Simon: “Ecosystems, and the power of imagination… I like that a lot. So, let’s think about that with a sustainability lens – what are you seeing across the industry?”
Bill: “Institutions all want to make finance more inclusive, and Generative AI is exciting in that respect, if it’s used responsibly. Microsoft’s Satya Nadella uses the example of a farmer in India that can use data and GenAI to better predict and optimise his yields, and have the financial industry serve him better, based on this data.”
Simon: “It creates a virtuous circle. But there’s a power – a consumption – question. And a carbon question. How are institutions tackling that?”
Bill: “We’ve all made ESG commitments without necessarily knowing the technologies we’ll need to fulfil them. So, we’re talking to institutions not just about carbon reporting, but about how to create green or investment products that offset emissions and take those to market.”
Simon: “We’re seeing it too – whether our customers want software to price old-fashioned concrete vs green concrete, or price green bonds vs normal bonds. Let’s move onto the last outcome, positive societal impact. What kinds of things are you seeing?”
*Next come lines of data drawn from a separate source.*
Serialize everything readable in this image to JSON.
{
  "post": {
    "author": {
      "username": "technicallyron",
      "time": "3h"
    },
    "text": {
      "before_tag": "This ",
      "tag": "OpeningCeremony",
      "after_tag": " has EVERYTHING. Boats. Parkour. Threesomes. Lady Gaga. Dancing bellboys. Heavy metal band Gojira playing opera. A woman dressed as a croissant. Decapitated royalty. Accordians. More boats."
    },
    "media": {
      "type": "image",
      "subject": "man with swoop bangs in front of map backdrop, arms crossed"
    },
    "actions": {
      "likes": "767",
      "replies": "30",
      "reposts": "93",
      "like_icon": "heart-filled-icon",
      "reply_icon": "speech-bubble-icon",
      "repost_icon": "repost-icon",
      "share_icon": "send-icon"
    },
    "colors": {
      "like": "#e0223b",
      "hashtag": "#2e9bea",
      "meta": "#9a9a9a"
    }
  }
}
Bill: “We see societal impact and ecosystem collaboration as connected. For example, I was talking to a customer recently about its approach to insuring V20 countries; those most vulnerable to shock. And they’re asking, how do we create a shared risk model to insure them, and distribute data to help multiple insurers make those decisions? And Finastra is doing similar things – empowering smaller institutions to distribute their capabilities to local communities or markets in a unique way. There’s constant discussion around why it takes so many institutions to move money around the world – and when you combine that with the power of data, insights and AI, well I think there’s going to be a breakthrough.”